19. In questa situazione, anche a voler considerare valide per intervenuta decadenza (art. 2113 Cod. Civ.), le rinunzie dei riders agli ulteriori diritti derivanti dall’applicazione della “disciplina del lavoro subordinato” resta che, una volta escluso si trattasse di lavoratori subordinati, qualche dubbio avrebbe potuto sorgere in ordine all’esistenza di un diritto alla retribuzione prevista dalla disciplina sindacale in attuazione del principio della retribuzione proporzionata e sufficiente (art. 36 Cost.).
E quel dubbio è ragionevole in quanto i giudici di legittimità avevano anche motivato, invocando le modifiche del primo comma dell’art. 2 del d.lgs. n. 81 del 2015 apportate dal d.l. n. 101 del 2019 (cfr. n. 12) e, quindi, sarebbe stato ragionevole tener conto anche del Capo Vbis aggiunto che, non a caso, contiene una speciale disciplina per determinare il compenso spettante ai riders.
Di conseguenza, sarebbe stato anche ragionevole a sospettare la legittimità costituzionale del primo comma dell’art. 2 del d.lgs. n. 81 del 2015 per irrazionalità e irragionevolezza nella misura in cui prevede l’applicazione di una disciplina che, come quella del lavoro subordinato, trova la sua ragione d’essere nella specifica situazione in cui, a ragione delle soggezioni e dei doveri che la legge pone a loro carico, si trovano i lavoratori subordinati. Situazioni, per definizione, diversa da quella in cui si trovano i riders se non altro perché avevano ammesso di non essere lavoratori subordinati, ma collaboratori coordinati.
20. Giunti a questo punto, verrebbe la tentazione di domandarsi qual è la morale della vicenda dei riders.
Orbene, a voler cedere alla tentazione correndo il rischio di ingrossare la schiera dei laudatores temporis acti, possa consistere in due constatazioni.
Da un lato, si deve constatare che il nostro legislatore, a prescindere dalla valutazione che può essere data delle scelte politiche affidate alla sua discrezionalità non è in grado, come lo era stato anche nel passato (basti pensare allo Statuto dei lavoratori) di emanare disposizioni formulate in termini tecnicamente corretti e comprensibili che ne consentano l’agevole applicazione e, soprattutto, disposizioni che tengano conto di quelle già in vigore e siano con esse coordinate.
D’altro lato, si deve constatare la tendenza ad un diritto giudiziario.

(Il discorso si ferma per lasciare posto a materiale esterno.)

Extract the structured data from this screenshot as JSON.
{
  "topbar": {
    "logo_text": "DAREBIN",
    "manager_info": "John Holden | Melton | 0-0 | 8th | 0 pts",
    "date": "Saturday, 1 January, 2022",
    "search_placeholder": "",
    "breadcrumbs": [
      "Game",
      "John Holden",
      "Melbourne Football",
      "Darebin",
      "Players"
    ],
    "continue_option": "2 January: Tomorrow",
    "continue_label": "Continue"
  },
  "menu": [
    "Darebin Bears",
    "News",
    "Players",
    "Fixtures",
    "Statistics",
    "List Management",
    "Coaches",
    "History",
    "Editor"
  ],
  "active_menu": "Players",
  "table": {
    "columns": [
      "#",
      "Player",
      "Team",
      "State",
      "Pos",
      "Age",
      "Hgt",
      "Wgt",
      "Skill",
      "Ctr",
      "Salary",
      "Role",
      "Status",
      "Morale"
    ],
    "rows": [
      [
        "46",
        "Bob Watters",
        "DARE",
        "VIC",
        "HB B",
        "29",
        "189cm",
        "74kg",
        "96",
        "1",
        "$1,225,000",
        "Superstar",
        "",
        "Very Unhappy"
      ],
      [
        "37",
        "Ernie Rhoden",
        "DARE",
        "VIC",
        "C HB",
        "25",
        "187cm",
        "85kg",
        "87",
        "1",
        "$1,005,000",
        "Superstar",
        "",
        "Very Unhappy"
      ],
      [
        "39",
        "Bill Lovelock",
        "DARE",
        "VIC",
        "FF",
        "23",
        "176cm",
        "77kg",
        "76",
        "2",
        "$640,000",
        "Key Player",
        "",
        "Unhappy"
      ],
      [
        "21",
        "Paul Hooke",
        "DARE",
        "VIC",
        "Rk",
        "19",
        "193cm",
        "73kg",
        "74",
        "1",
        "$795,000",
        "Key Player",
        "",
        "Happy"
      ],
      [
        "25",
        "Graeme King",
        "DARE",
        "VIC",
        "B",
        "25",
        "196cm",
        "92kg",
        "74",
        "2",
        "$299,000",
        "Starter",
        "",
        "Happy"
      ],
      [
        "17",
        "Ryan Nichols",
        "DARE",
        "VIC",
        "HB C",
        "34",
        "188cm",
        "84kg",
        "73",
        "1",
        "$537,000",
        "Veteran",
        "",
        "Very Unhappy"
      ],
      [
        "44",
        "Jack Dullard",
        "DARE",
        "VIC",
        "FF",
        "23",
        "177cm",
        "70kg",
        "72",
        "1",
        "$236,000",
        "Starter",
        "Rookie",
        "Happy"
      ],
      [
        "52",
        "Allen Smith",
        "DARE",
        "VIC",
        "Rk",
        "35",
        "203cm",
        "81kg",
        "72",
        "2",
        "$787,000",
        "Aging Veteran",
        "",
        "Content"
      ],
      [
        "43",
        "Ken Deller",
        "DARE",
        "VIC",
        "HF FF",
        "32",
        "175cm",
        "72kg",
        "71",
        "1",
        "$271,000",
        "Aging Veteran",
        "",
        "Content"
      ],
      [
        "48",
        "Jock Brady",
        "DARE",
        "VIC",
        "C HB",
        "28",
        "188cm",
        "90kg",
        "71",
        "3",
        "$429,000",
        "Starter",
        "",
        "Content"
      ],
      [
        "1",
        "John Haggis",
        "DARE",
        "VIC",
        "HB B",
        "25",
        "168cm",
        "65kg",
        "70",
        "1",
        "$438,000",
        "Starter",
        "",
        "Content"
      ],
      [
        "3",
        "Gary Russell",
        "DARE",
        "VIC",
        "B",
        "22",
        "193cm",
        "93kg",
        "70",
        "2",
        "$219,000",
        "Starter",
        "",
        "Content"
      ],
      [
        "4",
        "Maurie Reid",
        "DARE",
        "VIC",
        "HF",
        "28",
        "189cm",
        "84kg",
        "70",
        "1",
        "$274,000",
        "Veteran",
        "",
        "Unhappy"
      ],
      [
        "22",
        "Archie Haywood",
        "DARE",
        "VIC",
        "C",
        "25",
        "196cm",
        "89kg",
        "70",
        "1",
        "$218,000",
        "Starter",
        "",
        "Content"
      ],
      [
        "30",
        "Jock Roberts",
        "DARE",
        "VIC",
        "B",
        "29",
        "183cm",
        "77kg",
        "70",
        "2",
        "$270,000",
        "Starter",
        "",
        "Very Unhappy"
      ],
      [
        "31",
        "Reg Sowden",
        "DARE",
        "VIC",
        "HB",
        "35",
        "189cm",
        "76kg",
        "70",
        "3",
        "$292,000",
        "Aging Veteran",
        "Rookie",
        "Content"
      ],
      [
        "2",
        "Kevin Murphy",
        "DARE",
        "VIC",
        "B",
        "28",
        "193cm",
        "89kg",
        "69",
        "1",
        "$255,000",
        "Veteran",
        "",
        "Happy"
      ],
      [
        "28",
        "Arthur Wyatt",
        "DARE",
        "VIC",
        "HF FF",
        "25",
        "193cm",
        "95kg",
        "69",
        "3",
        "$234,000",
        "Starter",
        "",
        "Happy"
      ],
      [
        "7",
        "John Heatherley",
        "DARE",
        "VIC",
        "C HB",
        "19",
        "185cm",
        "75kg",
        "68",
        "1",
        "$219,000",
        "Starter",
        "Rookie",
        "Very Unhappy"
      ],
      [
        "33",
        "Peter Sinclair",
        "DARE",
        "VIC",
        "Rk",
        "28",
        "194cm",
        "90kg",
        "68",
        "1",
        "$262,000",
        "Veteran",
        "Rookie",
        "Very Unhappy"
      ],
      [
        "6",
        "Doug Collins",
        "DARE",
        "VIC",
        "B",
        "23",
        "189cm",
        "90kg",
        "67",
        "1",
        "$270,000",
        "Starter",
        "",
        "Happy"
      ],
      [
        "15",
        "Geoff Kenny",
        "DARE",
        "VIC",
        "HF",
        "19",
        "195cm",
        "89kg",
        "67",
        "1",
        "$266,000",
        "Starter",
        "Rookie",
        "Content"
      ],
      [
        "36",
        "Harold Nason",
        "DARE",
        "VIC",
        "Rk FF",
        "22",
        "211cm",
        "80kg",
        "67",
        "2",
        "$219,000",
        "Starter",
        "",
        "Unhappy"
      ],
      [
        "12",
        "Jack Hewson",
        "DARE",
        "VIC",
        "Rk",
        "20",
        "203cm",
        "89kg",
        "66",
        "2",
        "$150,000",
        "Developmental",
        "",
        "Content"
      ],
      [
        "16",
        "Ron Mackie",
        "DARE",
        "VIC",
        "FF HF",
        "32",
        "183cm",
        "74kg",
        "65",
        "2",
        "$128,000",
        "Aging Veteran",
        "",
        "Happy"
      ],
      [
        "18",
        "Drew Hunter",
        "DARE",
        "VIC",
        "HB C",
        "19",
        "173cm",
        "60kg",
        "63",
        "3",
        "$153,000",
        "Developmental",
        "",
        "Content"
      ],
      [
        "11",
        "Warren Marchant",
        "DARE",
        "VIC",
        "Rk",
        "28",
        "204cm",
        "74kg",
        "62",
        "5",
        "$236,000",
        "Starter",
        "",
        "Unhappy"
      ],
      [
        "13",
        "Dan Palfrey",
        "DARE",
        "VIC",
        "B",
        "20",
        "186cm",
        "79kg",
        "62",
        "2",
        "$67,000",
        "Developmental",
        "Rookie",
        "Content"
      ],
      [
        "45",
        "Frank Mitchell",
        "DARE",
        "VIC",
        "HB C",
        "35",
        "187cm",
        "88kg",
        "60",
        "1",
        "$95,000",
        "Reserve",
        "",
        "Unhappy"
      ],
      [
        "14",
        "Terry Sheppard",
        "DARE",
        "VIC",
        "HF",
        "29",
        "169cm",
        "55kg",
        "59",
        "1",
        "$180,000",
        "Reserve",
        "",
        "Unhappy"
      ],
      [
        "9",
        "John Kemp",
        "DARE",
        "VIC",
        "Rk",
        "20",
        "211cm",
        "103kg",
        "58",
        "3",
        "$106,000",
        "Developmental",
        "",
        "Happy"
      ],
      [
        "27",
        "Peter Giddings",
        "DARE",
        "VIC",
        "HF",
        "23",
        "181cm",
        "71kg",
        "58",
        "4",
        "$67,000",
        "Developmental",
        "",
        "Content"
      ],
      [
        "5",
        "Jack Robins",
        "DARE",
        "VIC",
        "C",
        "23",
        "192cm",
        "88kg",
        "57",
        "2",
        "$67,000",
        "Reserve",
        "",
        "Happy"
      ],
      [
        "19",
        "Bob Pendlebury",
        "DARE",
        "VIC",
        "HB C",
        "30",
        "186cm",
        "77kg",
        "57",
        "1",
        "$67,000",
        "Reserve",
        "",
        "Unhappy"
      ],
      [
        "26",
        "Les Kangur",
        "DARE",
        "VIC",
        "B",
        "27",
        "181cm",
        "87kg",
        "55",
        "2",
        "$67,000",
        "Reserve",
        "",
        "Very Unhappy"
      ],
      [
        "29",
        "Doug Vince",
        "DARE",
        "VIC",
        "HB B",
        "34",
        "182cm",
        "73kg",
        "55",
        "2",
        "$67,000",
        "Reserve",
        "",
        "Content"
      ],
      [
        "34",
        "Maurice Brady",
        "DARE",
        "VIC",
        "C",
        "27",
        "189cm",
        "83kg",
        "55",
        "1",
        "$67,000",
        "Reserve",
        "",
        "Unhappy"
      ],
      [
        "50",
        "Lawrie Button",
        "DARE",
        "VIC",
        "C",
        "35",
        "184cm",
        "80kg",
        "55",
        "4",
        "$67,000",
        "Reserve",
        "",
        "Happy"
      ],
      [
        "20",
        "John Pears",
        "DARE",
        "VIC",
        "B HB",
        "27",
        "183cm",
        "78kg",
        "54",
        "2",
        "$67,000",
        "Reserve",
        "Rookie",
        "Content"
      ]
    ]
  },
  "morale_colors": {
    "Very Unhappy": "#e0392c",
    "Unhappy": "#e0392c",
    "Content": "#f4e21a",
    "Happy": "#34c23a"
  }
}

Ed infatti, i giudici che una volta avevano fatto coraggiosa supplenza dell’inerzia del legislatore (come avvenne per il diritto di sciopero, il contratto collettivo di diritto comune e la retribuzione sufficiente) hanno sempre più spesso la tendenza a sovrapporsi al legislatore con la conseguenza di accentrare i difetti delle leggi e di rendere il diritto sempre più “liquido”.